Относительно спокойная жизнь Павла Петровича под "личиной" страхового агента при белых, и беспокойная, но в общем-то лично для него неопасная в период месячного двоевластия кончилось, и началась жизнь беспокойная и опасная. С приходом своих, он был вынужден работать уже не считаясь с личным временем. Красных войск после разгона козыревцев в городе оставалось немного - большая часть ушла добивать Анненкова, другие "осовечивали" уезд. Потому все местные коммунисты брали винтовки и охраняли мосты, склады с продовольствием. Ведь командиры тех воинских частей, что квартировались в бывших казармах казачьего полка от охраны гражданских объектов всячески уклонялись. У них были свои, военные объекты: крепость, тюрьма, склады с оружием и боеприпасами. Никита Тимофеев надеялся, что Бахметьев станет председателем уездного ревкома, а его "пропихнет" на должность уездного военкома. И он был крайне раздосадован, что бывший руководитель уездного подполья не стал рваться на этот пост, а отошел на второй план. Таким образом, город и уезд возглавили в основном пришлые люди, которым Бахметьев, как человек отлично знавший обстановку, был просто необходим. В этой связи все доносы и наветы на него, о том, что при белых он был крайне пассивен, а жил при этом весьма сытно, как-то тихо "спускались на тормозах". Другое дело начальник уездного ЧК Малашкин. Этот был местным и наверняка имел свои источники информации о деятельности Павла Петровича в тылу врага.

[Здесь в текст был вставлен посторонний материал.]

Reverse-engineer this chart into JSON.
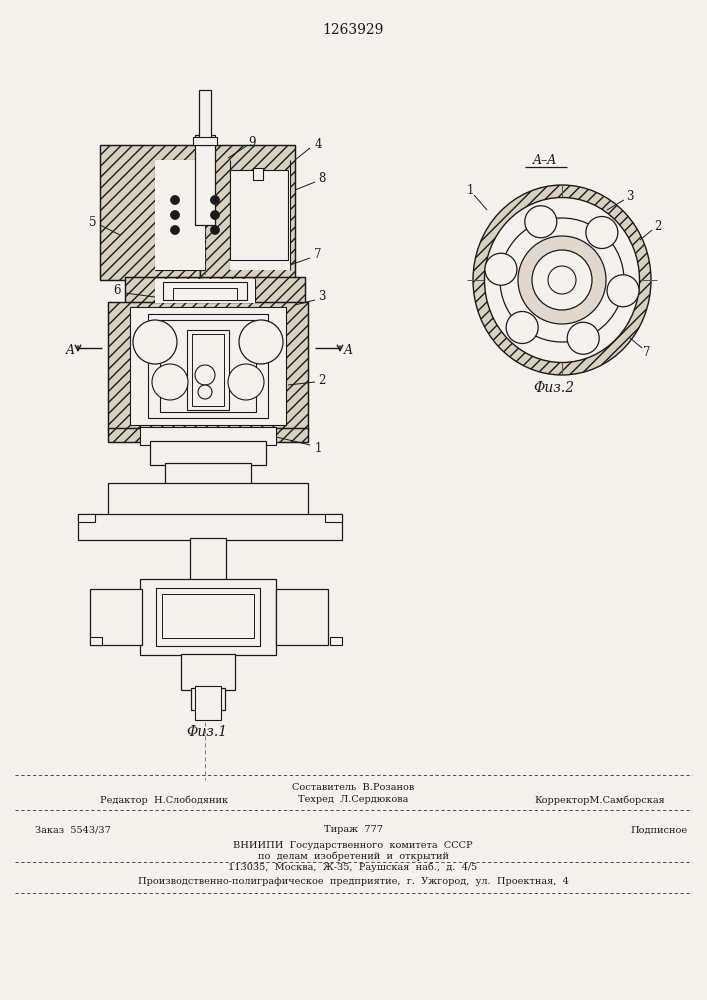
{
  "patent_number": "1263929",
  "bg_color": "#f5f2ee",
  "line_color": "#1a1a1a",
  "title_fontsize": 10,
  "label_fontsize": 8,
  "footer_fontsize": 7,
  "fig1_caption": "Φuз.1",
  "fig2_caption": "Φuз.2",
  "hatch_fc": "#d8d0c0"
}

Немного укрепившись в составе нового ревкома, Павел Петрович пристроил свою жену туда же на незначительную, но "пайковую" должность. Ну, а на женотдел Ревкома он выдвинул Лидию Грибунину, надеясь, что та за это, наконец, проникнется к нему чувством благодарности. К тому же в водовороте дел, она уже не будет так мучиться воспоминаниями о расстрелянном муже, и ослабнет, наконец, у нее жажда мщения. Но его ожидания не оправдались. Чем дальше, тем более настойчиво Лидия напоминала, и ему, и самому предревкома о необходимости скорейшего расследования дела о расстреле коммунаров. С тем же вопросом она обратилась и в ЧК лично к Малашкину. Бахметьев в свою очередь переговорил, и с предревкома, и с Малашкиным. Он убеждал их, что в уезде и без того много самых неотложных дел, кругом полно недобитых белых, что до анненковского фронта совсем недалеко... Предревкома Бахметьев убедил, что затевать расследование преждевременно, а вот Малышкин промолчал, лишь подозрительно сверлил его непрязненным взглядом...
В один из первых дней февраля 1920 года в ворота дома бывшего станичного атамана Фокина осторожно постучали. Это был посыльный от Злобина. Тихон Никитич с самим Злобиным встретился вечером следующего дня. Бывший атаман Александровского поселка уже третью неделю скитавшийся по горам со своими людьми, ночующими по заимкам, а то и просто в пещерах... Он настолько осунулся и постарел, что в свои пятьдесят с небольшим смотрелся на все семьдесят. Разговор получился недолгим. Тихон Никитич наотрез отказался, как снабжать злобинцев провиантом и фуражем, так и поднимать против новой власти своих станичников. Злобин, задохнувшись махоркой, стал возмущенно пророчить отступнику "казачьего дела" неминуемую позорную гибель, на что услышал в ответ:
- К смерти я готов, чему быть, того не миновать, но людей, которые мне верят я никогда не баламутил и баламутить не буду, с домов в зиму срывать, мужей от жен, отцов от детей. Они вон со всех фронтов чуть живые только пришли, а сколько уж и не вернется. В каждом доме, почитай кого-нибудь уж недосчитываются, а то и по двое-трое. Нет уж хватит, у меня и дочь, и сын, и зять где-то мучаются, мыкаются, еще и за других отвечать я не хочу, хватит, навоевались досыта...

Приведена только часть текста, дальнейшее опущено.